Kelompok HAM Suriah Desak PBB Selidiki Pembantaian Tadamon

Devi 10 May 2022, 10:41
Distrik Tadamon Damaskus pada tahun 2013 adalah medan pertempuran antara pasukan pemerintah Suriah melawan pasukan oposisi [File: Shaam News Network/Handout via Reuters]
Distrik Tadamon Damaskus pada tahun 2013 adalah medan pertempuran antara pasukan pemerintah Suriah melawan pasukan oposisi [File: Shaam News Network/Handout via Reuters]

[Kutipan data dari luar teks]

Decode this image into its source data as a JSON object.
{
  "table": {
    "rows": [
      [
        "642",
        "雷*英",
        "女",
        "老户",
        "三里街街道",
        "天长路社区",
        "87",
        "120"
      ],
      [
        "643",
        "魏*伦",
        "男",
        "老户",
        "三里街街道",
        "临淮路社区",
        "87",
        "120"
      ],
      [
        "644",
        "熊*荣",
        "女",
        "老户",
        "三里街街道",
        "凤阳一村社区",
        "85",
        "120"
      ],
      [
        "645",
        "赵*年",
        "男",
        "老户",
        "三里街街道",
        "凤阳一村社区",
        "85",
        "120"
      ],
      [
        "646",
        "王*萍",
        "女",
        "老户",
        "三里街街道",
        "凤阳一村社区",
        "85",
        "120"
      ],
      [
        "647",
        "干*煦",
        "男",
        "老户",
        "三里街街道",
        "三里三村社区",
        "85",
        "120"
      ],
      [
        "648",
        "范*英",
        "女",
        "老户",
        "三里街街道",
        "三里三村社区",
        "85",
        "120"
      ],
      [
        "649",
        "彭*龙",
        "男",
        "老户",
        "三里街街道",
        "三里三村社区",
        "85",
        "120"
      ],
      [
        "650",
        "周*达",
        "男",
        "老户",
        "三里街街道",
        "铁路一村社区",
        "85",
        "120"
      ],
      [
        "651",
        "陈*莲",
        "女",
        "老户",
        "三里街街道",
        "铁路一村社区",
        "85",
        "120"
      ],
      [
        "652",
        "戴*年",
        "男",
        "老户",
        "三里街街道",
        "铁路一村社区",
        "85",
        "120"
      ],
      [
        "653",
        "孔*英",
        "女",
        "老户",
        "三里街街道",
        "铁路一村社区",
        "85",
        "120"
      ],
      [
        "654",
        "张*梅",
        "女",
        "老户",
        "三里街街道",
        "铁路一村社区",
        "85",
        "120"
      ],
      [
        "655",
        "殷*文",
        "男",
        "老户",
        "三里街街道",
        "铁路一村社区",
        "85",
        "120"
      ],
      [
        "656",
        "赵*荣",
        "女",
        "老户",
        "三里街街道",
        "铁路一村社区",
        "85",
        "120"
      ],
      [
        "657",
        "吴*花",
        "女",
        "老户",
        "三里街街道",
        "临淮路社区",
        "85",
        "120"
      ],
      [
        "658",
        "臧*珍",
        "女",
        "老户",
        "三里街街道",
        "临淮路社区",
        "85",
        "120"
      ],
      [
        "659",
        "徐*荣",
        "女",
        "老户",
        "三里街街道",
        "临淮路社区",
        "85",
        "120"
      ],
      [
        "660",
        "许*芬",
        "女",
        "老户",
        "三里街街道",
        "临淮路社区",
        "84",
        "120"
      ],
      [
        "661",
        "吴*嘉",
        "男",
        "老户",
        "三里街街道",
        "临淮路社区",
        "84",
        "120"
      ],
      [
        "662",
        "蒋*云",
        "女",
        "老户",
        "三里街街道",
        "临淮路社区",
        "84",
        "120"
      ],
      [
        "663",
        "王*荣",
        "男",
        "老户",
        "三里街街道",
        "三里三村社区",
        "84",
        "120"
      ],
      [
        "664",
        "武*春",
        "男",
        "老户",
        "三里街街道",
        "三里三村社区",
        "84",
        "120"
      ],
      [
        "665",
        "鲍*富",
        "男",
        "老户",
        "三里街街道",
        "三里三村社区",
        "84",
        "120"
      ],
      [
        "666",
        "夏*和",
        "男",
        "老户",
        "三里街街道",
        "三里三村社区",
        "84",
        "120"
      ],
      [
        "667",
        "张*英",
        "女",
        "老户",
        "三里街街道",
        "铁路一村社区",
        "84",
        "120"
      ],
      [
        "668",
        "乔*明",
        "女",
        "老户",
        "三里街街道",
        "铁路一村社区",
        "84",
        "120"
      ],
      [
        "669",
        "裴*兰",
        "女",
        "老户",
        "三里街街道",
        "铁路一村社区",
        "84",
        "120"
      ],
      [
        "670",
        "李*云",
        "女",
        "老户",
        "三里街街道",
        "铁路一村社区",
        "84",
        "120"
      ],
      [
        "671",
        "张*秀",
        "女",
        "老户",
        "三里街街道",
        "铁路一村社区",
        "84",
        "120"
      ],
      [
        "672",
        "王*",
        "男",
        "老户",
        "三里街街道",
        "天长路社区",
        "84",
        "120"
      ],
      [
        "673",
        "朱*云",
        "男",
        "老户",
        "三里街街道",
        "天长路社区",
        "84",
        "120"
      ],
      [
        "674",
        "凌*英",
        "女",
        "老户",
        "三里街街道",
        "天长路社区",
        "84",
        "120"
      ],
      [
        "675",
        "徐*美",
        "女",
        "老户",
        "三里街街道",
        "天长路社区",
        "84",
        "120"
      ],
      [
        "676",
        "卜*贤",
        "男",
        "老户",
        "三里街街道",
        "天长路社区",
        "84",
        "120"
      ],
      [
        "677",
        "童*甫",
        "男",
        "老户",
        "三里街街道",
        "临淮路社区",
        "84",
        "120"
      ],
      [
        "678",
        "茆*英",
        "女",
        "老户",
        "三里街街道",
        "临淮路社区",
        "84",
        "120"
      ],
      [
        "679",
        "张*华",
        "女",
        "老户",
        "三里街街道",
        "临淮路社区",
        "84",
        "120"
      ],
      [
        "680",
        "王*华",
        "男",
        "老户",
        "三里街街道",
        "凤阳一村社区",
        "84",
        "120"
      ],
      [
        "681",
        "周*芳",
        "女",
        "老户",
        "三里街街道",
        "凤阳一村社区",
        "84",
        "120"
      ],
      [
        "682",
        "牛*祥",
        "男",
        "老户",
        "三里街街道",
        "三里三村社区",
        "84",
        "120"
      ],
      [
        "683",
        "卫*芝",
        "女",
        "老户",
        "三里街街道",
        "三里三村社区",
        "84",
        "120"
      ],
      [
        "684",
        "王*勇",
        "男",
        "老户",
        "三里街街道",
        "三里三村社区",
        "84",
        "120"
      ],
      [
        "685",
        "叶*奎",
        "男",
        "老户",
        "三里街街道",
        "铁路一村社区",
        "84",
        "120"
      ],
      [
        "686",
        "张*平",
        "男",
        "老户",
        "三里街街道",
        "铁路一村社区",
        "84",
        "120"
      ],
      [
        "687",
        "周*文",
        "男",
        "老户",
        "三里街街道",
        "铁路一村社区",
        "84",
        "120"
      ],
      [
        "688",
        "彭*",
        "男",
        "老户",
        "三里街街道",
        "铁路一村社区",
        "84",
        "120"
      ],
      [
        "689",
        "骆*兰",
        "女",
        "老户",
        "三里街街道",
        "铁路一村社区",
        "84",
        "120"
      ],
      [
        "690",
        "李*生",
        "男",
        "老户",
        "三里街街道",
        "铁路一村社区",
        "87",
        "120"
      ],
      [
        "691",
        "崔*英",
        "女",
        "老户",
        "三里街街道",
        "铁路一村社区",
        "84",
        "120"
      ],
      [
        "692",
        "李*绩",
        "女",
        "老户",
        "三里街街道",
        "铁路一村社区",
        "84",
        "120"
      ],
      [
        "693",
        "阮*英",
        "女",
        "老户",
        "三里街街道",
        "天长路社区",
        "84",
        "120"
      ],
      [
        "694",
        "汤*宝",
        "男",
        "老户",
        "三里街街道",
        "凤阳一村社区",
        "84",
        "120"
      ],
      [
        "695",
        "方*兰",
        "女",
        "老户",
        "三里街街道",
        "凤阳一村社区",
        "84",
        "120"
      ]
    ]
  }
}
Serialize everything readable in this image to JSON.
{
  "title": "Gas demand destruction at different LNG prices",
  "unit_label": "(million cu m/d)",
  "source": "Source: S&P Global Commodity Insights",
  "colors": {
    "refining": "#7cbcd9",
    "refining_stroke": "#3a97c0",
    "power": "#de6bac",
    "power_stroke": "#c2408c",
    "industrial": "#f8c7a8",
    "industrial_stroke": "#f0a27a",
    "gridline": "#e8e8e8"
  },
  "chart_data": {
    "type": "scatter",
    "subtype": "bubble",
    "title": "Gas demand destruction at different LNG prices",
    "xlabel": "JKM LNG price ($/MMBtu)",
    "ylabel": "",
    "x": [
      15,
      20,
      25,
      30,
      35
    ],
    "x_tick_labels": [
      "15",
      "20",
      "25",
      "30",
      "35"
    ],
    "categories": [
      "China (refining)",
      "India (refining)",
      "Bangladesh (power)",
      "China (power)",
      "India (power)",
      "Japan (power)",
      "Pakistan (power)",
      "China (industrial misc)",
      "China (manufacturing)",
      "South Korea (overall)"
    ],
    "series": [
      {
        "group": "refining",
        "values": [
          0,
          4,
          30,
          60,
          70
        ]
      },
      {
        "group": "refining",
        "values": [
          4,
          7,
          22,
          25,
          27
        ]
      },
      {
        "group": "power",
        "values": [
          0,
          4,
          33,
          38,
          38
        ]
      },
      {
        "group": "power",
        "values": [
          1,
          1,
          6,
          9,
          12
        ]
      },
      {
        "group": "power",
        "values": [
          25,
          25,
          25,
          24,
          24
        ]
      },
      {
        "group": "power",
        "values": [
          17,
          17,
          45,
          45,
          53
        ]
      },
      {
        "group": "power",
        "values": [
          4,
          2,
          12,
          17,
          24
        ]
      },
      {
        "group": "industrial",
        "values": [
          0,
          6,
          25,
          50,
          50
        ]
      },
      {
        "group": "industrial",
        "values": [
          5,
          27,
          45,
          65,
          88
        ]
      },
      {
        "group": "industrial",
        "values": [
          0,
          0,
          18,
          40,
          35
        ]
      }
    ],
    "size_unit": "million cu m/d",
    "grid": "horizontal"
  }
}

RIAU24.COM - Beberapa organisasi hak asasi manusia terkemuka Suriah dan kelompok masyarakat sipil telah mendesak diplomat tinggi Amerika Serikat untuk PBB untuk meluncurkan penyelidikan atas pembunuhan 41 warga sipil di lingkungan Tadamon di ibukota Suriah Damaskus pada tahun 2013.

“Kami menulis untuk menuntut tindakan segera untuk mengatasi pembantaian ini, yang merupakan kejahatan perang, dan meminta pertanggungjawaban pelaku di Dewan Keamanan PBB,” membaca sebuah surat kepada Linda Thomas-Greenfield dan diterbitkan oleh Jaringan Suriah untuk Hak Asasi Manusia (SNHR). ) pada hari Senin.

Jaringan tersebut juga meminta AS untuk mengadakan pertemuan di Dewan selama masa kepresidenannya pada bulan Mei dan meluncurkan penyelidikan independen. Banding SNHR datang hampir dua minggu setelah sebuah video bocor muncul untuk menunjukkan bukti kejahatan mengerikan yang dilakukan oleh pasukan Suriah.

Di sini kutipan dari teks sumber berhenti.